Subject: Re: [boost] [Range] Range adaptor approach for temporary range lifetime issue
From: Jeffrey Lee Hellrung, Jr. (jeffrey.hellrung_at_[hidden])
Date: 2012-06-24 14:33:56
On Sun, Jun 24, 2012 at 3:52 AM, Neil Groves <neil_at_[hidden]>wrote:
> On 24/06/12 10:51, Michel Morin wrote:
> Now I'm curious: what are the advantages and disadvantages of implementing
>>> reverse_range<R> as a pair of reverse_iterator< R::iterator >'s (I'm
>>> sloppy here, but based on your above assertion, this is the present
>>> implementation) versus as a wrapper around an R (held by reference or
>>> value) directly? In the latter case, for example, reverse_range<R>::begin
>>> would return reverse_iterator< R::iterator >(boost::end(r)) (where r is
>>> wrapped range of type R).
>> Below, I say boost::begin(r) and boost::end(r) as the underlying
>> Your range adaptors are "lazy adaptors":
>> * Pipe operators does not adapt the underlying iterators in effect.

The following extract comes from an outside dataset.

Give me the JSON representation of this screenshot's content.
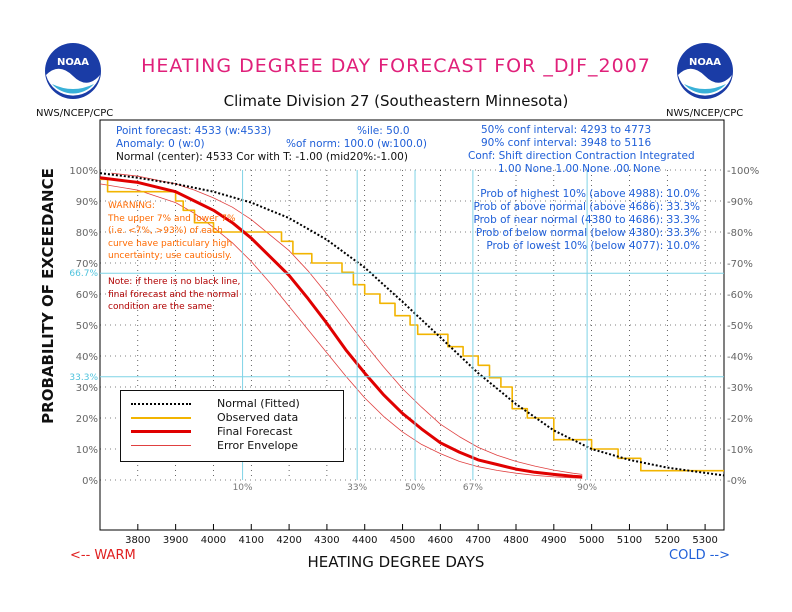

>> * The underlying iterators are adapted only when begin/end is called.
>> And each time begin/end of your range adaptors is called,
>> the underlying iterators needs to be adapted.
> As a general idiom the use of lazily adapting upon the invocation of
> begin/end would mix two responsibilities. If one considers the
> complications involved with managing functor and predicate state being
> delayed until the invocation of begin/end it appears to be a considerably
> more complex solution.
I don't understand what you mean here. Surely adapted iterators must
likewise manage "functor and predicate state"? Can you elaborate?
I do not perceive a compensating advantage for this approach. Of course, I
> may well be missing the advantage and invite correction.
As Michael points out, it helps solve the temporary lifetime issue in for
loops...and I guess it allows one to return adapted ranges from functions?
And, ultimately, if there's ultimately just one call to begin/end on the
final adapted range (the common case?), both the present implementation of
the Boost.Range adaptors and a lazy implementation would go through the
same sequence of iterator constructions, right?